私は,自制心などまったくなしで済ませることができる,などと言うつもりはない。それどころか,誰も,自制心なしには首尾一貫した生活を送ることはできない。私が言おうとしているのは,自制心が必要とされるのは,教育が前もって備えていないような,不測の事態の時に限る,ということである。戦時に必要な勇気を努力なしにもたせるように,国民全体を訓練するのは,たとえ可能だとしても,馬鹿げたことだろう。こういう勇気は,例外的・一時的に必要とされるだけであるし,また,あまりにも異常なものなので,塹壕の中で必要な習慣を若者たちに徐々に植え付けられたとしたら,それ以外の教育はことごとく発達を妨げられてしまうだろう。

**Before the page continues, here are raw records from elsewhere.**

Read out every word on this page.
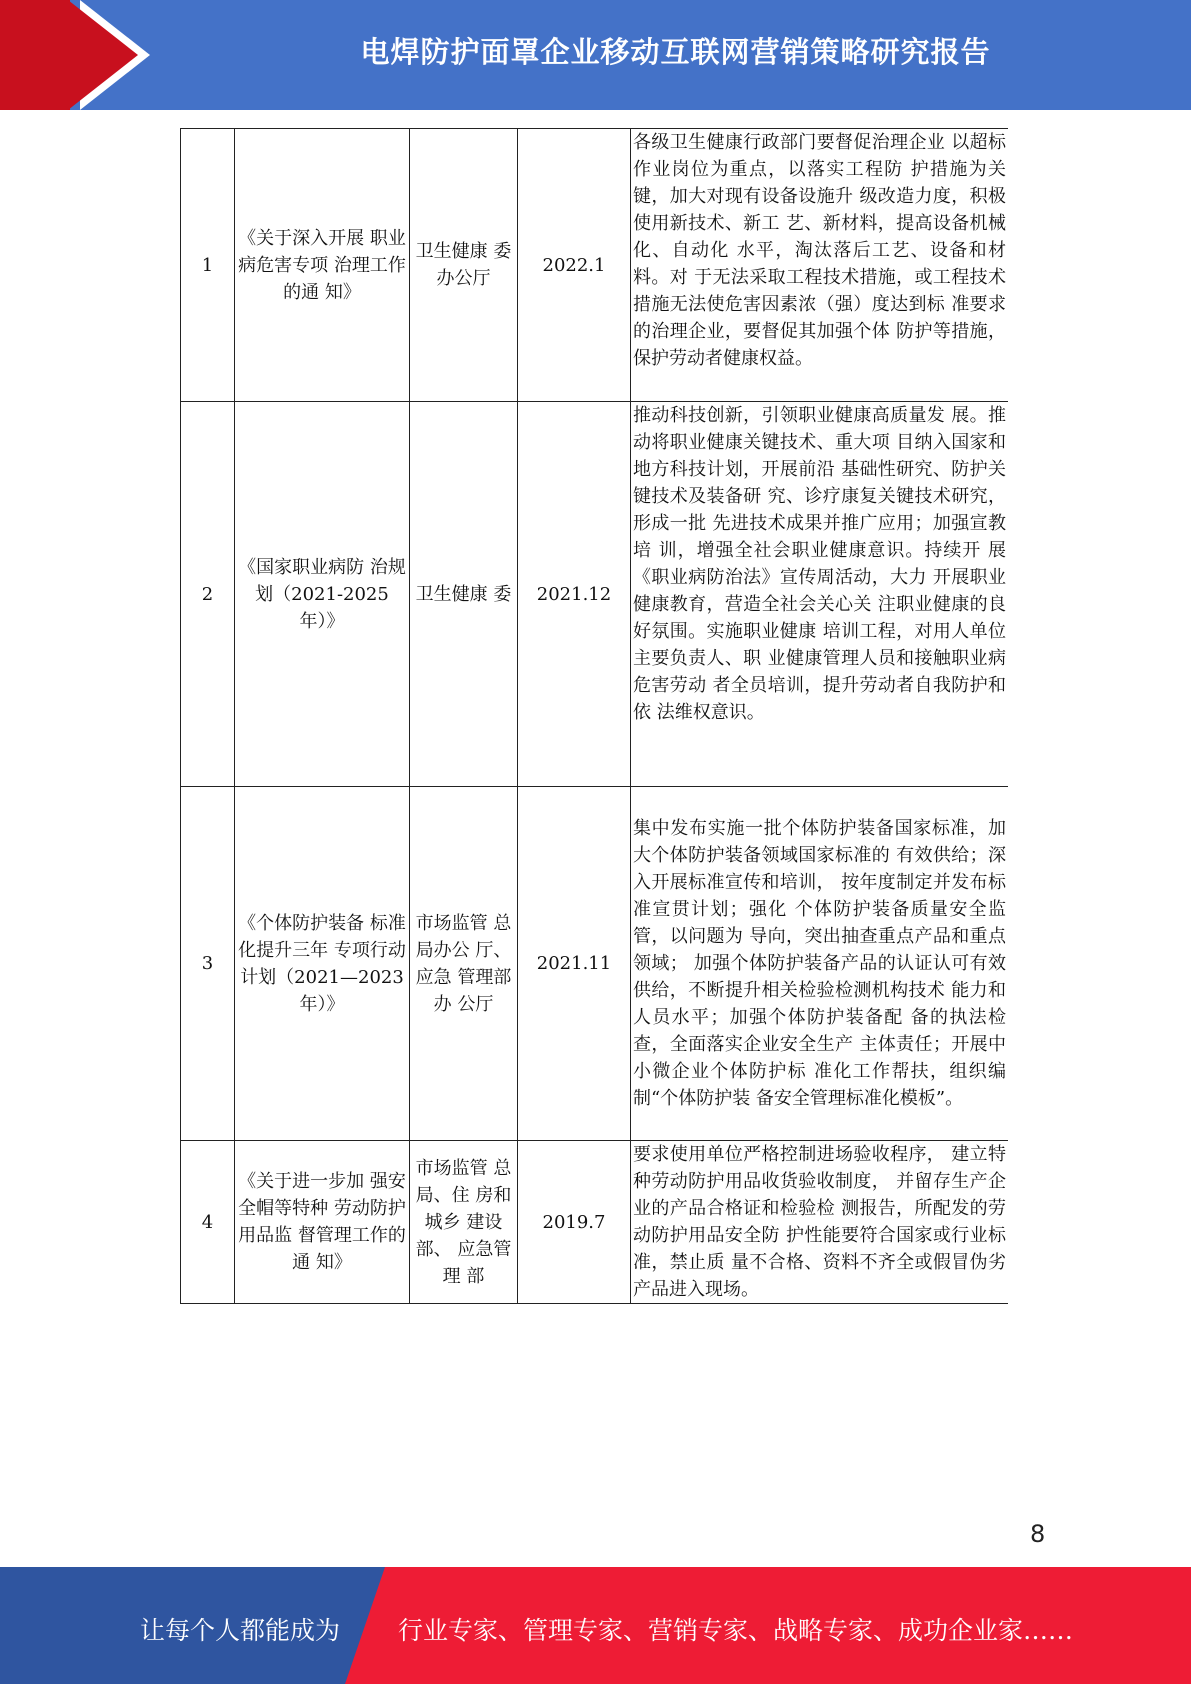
电焊防护面罩企业移动互联网营销策略研究报告
1	《关于深入开展 职业病危害专项 治理工作的通 知》	卫生健康 委办公厅	2022.1	各级卫生健康行政部门要督促治理企业 以超标作业岗位为重点，以落实工程防 护措施为关键，加大对现有设备设施升 级改造力度，积极使用新技术、新工 艺、新材料，提高设备机械化、自动化 水平，淘汰落后工艺、设备和材料。对 于无法采取工程技术措施，或工程技术 措施无法使危害因素浓（强）度达到标 准要求的治理企业，要督促其加强个体 防护等措施，保护劳动者健康权益。
2	《国家职业病防 治规划（2021-2025 年）》	卫生健康 委	2021.12	推动科技创新，引领职业健康高质量发 展。推动将职业健康关键技术、重大项 目纳入国家和地方科技计划，开展前沿 基础性研究、防护关键技术及装备研 究、诊疗康复关键技术研究，形成一批 先进技术成果并推广应用；加强宣教培 训，增强全社会职业健康意识。持续开 展《职业病防治法》宣传周活动，大力 开展职业健康教育，营造全社会关心关 注职业健康的良好氛围。实施职业健康 培训工程，对用人单位主要负责人、职 业健康管理人员和接触职业病危害劳动 者全员培训，提升劳动者自我防护和依 法维权意识。
3	《个体防护装备 标准化提升三年 专项行动计划（2021—2023 年）》	市场监管 总局办公 厅、应急 管理部办 公厅	2021.11	集中发布实施一批个体防护装备国家标准，加大个体防护装备领域国家标准的 有效供给；深入开展标准宣传和培训， 按年度制定并发布标准宣贯计划；强化 个体防护装备质量安全监管，以问题为 导向，突出抽查重点产品和重点领域； 加强个体防护装备产品的认证认可有效 供给，不断提升相关检验检测机构技术 能力和人员水平；加强个体防护装备配 备的执法检查，全面落实企业安全生产 主体责任；开展中小微企业个体防护标 准化工作帮扶，组织编制“个体防护装 备安全管理标准化模板”。
4	《关于进一步加 强安全帽等特种 劳动防护用品监 督管理工作的通 知》	市场监管 总局、住 房和城乡 建设部、 应急管理 部	2019.7	要求使用单位严格控制进场验收程序， 建立特种劳动防护用品收货验收制度， 并留存生产企业的产品合格证和检验检 测报告，所配发的劳动防护用品安全防 护性能要符合国家或行业标准，禁止质 量不合格、资料不齐全或假冒伪劣产品进入现场。
8
让每个人都能成为 行业专家、管理专家、营销专家、战略专家、成功企业家……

I do not mean to suggest that self-control can be dispensed with entirely ; on the contrary, no man can live a consistent life without it. What I do mean is, that self-control ought only to be needed in unforeseen situations, for which education has not provided in advance. It would have been foolish, even if it had been possible, to train the whole population to have, without effort, the sort of courage that was needed in the war. This was an exceptional and temporary need, of so extraordinary a kind that all other education would have had to be stunted if the habits required in the trenches had been instilled in youth.
出典: On Education, especially in early childhood, 1926, Pt. 2:Education of character, chap. 4: Fear.
詳細情報:https://russell-j.com/beginner/OE04-100.HTM
[寸言]
「常在戦場」(常に、戦場にいるような心構えで真剣に事に当たれ)の精神が好きな人々が少なくない。
下位の者(部下/人によっては国民の大部分)が「常在戦場」の精神で日頃全力を尽くしてくれれば都合が良く、心地良い。だから、若い内に、自衛隊に体験入隊させたほうがよいと考える者までいる。(そういった人々は、「一億◯◯」といった言葉が好きな人が多く、違和感を覚えることがない。「一億総活躍社会」なども同様であろう。